The Textmetrics plugin for WordPress is vulnerable to unauthorized post metadata modification due to insufficient capability checks in its AJAX handling logic. Authenticated attackers with subscriber-level permissions or higher can exploit this to alter SEO and social metadata for arbitrary posts or pages.

Vulnerable Code

// core/class-webtexttool-core.php

/* Line 735 in version 3.6.4 */
$output = array("message" => 'process server ajax failed'); // set default output message
$action = $this->get_webtexttoolnonce_action(); // text used to generate or check the nonce.

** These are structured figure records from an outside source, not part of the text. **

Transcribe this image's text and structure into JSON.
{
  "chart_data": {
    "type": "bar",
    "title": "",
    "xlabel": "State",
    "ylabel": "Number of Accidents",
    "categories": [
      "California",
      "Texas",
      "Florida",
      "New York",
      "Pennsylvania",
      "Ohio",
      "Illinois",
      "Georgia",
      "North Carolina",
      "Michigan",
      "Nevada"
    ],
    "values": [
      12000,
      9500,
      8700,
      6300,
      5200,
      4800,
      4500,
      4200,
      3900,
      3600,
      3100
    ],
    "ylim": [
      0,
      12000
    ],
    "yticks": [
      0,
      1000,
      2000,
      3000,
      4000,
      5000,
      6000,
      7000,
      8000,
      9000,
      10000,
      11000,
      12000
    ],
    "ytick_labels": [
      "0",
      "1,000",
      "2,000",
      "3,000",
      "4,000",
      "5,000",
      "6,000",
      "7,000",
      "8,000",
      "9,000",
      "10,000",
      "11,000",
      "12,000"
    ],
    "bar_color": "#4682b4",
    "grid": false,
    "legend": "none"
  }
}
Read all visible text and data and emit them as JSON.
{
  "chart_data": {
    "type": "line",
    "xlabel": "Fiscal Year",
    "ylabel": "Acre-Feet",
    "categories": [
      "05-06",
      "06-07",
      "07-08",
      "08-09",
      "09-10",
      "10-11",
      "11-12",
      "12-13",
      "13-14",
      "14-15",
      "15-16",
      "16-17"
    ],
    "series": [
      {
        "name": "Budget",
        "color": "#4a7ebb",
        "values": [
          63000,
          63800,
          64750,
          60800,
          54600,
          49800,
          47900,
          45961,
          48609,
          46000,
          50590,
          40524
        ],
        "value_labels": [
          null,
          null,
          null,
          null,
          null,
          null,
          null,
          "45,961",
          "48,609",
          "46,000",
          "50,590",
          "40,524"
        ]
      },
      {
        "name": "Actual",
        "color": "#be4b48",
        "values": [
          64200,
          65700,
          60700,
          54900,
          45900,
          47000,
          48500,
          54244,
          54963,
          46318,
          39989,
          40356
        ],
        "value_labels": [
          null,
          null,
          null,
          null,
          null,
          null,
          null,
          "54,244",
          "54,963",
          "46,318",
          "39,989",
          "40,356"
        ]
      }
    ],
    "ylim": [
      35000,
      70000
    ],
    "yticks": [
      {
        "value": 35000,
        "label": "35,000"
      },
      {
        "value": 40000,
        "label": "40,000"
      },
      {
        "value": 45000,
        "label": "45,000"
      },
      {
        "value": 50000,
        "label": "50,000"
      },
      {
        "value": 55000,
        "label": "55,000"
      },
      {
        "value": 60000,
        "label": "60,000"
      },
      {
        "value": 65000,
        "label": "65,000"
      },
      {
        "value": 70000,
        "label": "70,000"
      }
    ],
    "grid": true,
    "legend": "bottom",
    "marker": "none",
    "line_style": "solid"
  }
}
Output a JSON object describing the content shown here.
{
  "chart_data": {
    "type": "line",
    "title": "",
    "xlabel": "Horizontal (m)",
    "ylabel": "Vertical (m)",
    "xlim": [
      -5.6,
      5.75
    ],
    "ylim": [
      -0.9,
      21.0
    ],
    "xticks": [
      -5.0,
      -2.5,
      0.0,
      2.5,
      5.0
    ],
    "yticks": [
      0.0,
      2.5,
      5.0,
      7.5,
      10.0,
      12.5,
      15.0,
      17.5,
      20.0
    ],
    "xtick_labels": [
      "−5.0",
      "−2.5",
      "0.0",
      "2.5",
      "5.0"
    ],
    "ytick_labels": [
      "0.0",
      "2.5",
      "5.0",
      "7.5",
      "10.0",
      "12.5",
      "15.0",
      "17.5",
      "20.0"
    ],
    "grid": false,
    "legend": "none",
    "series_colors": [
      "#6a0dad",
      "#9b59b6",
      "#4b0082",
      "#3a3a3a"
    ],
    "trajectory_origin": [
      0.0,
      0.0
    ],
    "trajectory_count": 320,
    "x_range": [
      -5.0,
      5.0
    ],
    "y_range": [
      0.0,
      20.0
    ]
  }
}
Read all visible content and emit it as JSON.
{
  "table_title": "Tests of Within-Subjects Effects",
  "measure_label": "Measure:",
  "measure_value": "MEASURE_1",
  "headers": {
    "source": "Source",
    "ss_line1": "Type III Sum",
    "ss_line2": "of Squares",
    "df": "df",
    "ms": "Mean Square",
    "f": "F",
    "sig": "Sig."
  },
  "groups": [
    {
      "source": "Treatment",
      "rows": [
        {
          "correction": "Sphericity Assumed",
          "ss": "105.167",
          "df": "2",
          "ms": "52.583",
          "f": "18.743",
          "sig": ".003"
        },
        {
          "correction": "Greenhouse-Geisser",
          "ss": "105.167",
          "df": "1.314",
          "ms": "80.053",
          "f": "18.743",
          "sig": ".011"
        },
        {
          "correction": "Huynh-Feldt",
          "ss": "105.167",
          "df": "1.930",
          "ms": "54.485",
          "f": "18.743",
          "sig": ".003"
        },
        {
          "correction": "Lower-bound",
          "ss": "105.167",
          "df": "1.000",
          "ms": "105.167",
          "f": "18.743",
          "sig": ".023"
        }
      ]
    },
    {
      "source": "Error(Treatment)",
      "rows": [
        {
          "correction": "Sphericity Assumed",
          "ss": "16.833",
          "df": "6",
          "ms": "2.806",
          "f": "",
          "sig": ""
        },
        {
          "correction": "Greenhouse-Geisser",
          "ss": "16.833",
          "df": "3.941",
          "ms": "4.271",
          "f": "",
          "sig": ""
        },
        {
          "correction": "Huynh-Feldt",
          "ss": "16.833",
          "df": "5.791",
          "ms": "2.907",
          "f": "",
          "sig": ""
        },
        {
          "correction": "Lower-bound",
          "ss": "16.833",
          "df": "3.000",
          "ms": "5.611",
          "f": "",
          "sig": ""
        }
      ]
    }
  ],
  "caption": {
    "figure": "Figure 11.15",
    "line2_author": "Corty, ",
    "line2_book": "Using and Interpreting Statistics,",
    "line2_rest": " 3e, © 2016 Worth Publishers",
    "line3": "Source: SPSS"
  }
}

if (!current_user_can('edit_posts')) {
    exit;
}

// check if the nonce and data exist, otherwise exit
if (array_key_exists('nonce', $_POST) && array_key_exists('data', $_POST) && array_key_exists('postId', $_POST)) {
    $nonce = htmlentities($_POST['nonce']);
    if (wp_verify_nonce($nonce, $action)) {
        $data = $_POST['data'];
        $pageid = $_POST['postId'];

        $option_key = $data['option'];
        $option_value = $data['value'];

Security Fix

--- /home/deploy/wp-safety.org/data/plugin-versions/webtexttool/3.6.4/core/class-webtexttool-core.php	2026-02-05 11:03:36.000000000 +0000
+++ /home/deploy/wp-safety.org/data/plugin-versions/webtexttool/3.6.5/core/class-webtexttool-core.php	2026-02-26 10:44:50.000000000 +0000
@@ -735,10 +735,6 @@
         $output = array("message" => 'process server ajax failed'); // set default output message
         $action = $this->get_webtexttoolnonce_action(); // text used to generate or check the nonce.
 
-        if (!current_user_can('edit_posts')) {
-            exit;
-        }
-
         // check if the nonce and data exist, otherwise exit
         if (array_key_exists('nonce', $_POST) && array_key_exists('data', $_POST) && array_key_exists('postId', $_POST)) {
             $nonce = htmlentities($_POST['nonce']);
@@ -746,6 +742,14 @@
                 $data = $_POST['data'];
                 $pageid = $_POST['postId'];
 
+                // Check if user can edit this specific post
+                if (!current_user_can('edit_post', $pageid)) {
+                    $output['message'] = 'unauthorized';
+                    header("Content-Type: application/json");
+                    echo json_encode($output);
+                    die();
+                }
+
                 $option_key = $data['option'];
                 $option_value = $data['value'];

Exploit Outline

To exploit this vulnerability, an authenticated attacker with Subscriber-level access (or higher) must first obtain a valid WordPress nonce for the 'wttcallback' action. The attacker then sends a POST request to the `/wp-admin/admin-ajax.php` endpoint with the 'action' parameter set to the plugin's meta-saving function. The payload must include the 'postId' of the target post to be modified, the 'nonce', and a 'data' array containing the 'option' (meta key) and 'value' (new content) they wish to update. Because the plugin lacks a resource-specific capability check (like `current_user_can('edit_post', $postId)`), the server will process the metadata update for any post ID provided, regardless of whether the attacker has permission to edit that specific content.